Joshua Franklin didn’t plan on being a rabbi.
But “on a whim” he took a Jewish studies course during his first semester at Clark, becoming a history major with a focus on the Holocaust and genocide history and a concentration in Jewish studies. He earned his master’s in history, finding inspiration in his thesis subject: Rabbi Leo Baeck, leader of the German Jewish community under the Nazis. Franklin went on to pursue rabbinical studies at Hebrew Union College.
“Clark helped me find some direction, helped me find myself in really profound ways,” he says. “I actually give credit to Clark for me winding up where I am today in the rabbinate.”
These days, a normal week finds Rabbi Franklin holding Shabbat services at the Jewish Center of the Hamptons in East Hampton, New York, where he is a member of the clergy, teaching classes, or visiting those with pastoral needs.
But earlier this spring, when Russia invaded Ukraine, Franklin found himself, like so many, wanting to do whatever he could to help the Ukrainian people. His congregation partnered with a nearby Ukrainian church to gather a truckload of medical supplies to ship to Ukraine. Eventually, they partnered with a rabbinic mission to bring money and supplies to Ukrainian refugees in Poland.
That’s how Franklin ended up in Krakow with a group of 25 rabbis from across the United States and Israel in mid-April. It was an eye-opening experience.
“We partnered with the Jewish Community Center (JCC) of Krakow, which transformed their entire mission and vision, and dedicated all of their resources, to helping refugees,” he explains. “They became a center where refugees could receive food, shelter, toiletries medical supplies, childcare, Polish classes, psychological services, you name it. And they did so because of the fundamental Jewish value of helping those who are in need.”
He notes the fortuitous timing of the trip, which immediately preceded Passover, the holiday that commemorates the escape of the Jewish people from slavery in Egypt. The Passover narrative, he says, “is a reminder that we were all once refugees at some point. And that should compel us to remember the suffering the pain, the anguish, that refugees often feel, and it should compel us to want to help them in any way we possibly can.”
Franklin says one of the most surprising things about the trip was seeing the extent to which the Polish people have opened their homes and welcomed Ukrainian refugees.
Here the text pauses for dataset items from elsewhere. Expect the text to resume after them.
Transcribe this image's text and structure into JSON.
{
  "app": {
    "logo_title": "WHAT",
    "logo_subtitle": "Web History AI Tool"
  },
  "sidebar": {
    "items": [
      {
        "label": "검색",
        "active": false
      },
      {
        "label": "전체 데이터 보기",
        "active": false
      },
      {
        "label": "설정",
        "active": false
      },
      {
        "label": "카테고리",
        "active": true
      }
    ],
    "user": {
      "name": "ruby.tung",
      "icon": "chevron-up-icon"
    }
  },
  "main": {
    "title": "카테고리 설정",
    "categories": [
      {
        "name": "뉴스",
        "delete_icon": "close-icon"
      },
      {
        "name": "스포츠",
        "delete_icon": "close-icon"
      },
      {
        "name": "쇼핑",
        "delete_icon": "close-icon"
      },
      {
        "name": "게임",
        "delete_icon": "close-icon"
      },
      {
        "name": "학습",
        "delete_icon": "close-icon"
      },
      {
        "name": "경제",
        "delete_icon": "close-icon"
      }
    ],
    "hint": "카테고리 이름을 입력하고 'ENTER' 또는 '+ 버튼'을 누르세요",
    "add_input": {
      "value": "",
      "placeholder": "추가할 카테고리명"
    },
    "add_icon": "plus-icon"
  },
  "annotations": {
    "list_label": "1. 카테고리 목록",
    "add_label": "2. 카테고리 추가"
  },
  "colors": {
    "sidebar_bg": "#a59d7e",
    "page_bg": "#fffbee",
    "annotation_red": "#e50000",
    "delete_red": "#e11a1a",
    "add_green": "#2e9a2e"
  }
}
He explains that in Poland there are not the camps full of refugees so commonly seen in similar conflicts. “The majority of refugees are actually staying in the homes of the Polish people who are opening up their spare bedrooms in a real, incredible act of not just hospitality, but of showing love to a neighbor when they really need it,” he says.
The story of one Ukrainian woman he met has stuck with him. She fled to Krakow at the outset of the war and found support at the JCC. She shared that her 5-year-old daughter wakes up screaming every night because of the trauma of watching their city being bombed. The woman insisted she would raise her daughter to hate the Russians.
“That was soul-piercing,” Franklin reflects. “To be able to have that much pain to say that — it was just very hard to hear. But I think it’s a reality that a lot of Ukrainians are feeling.”
Franklin came away from Krakow inspired by the hospitality being shown to refugees. “The Polish people have raised the bar incredibly high. They’ve been an exemplar of refugee relief.”
Rabbi Franklin also has a message for fellow Clarkies, or anyone who wants to change the world: not all change has to be radical, or large in scale. He says that what his group was able to accomplish may seem like “nothing but a drop in the bucket” (an expression that comes from Hebrew scripture), but that it had meaning for those they reached.
“We know we’re not going to stop the war, we’re not going to influence a treaty between Russia and Ukraine, and we’re not going to solve the refugee crisis,” he says. “But our actions do matter, no matter how big or small they are.”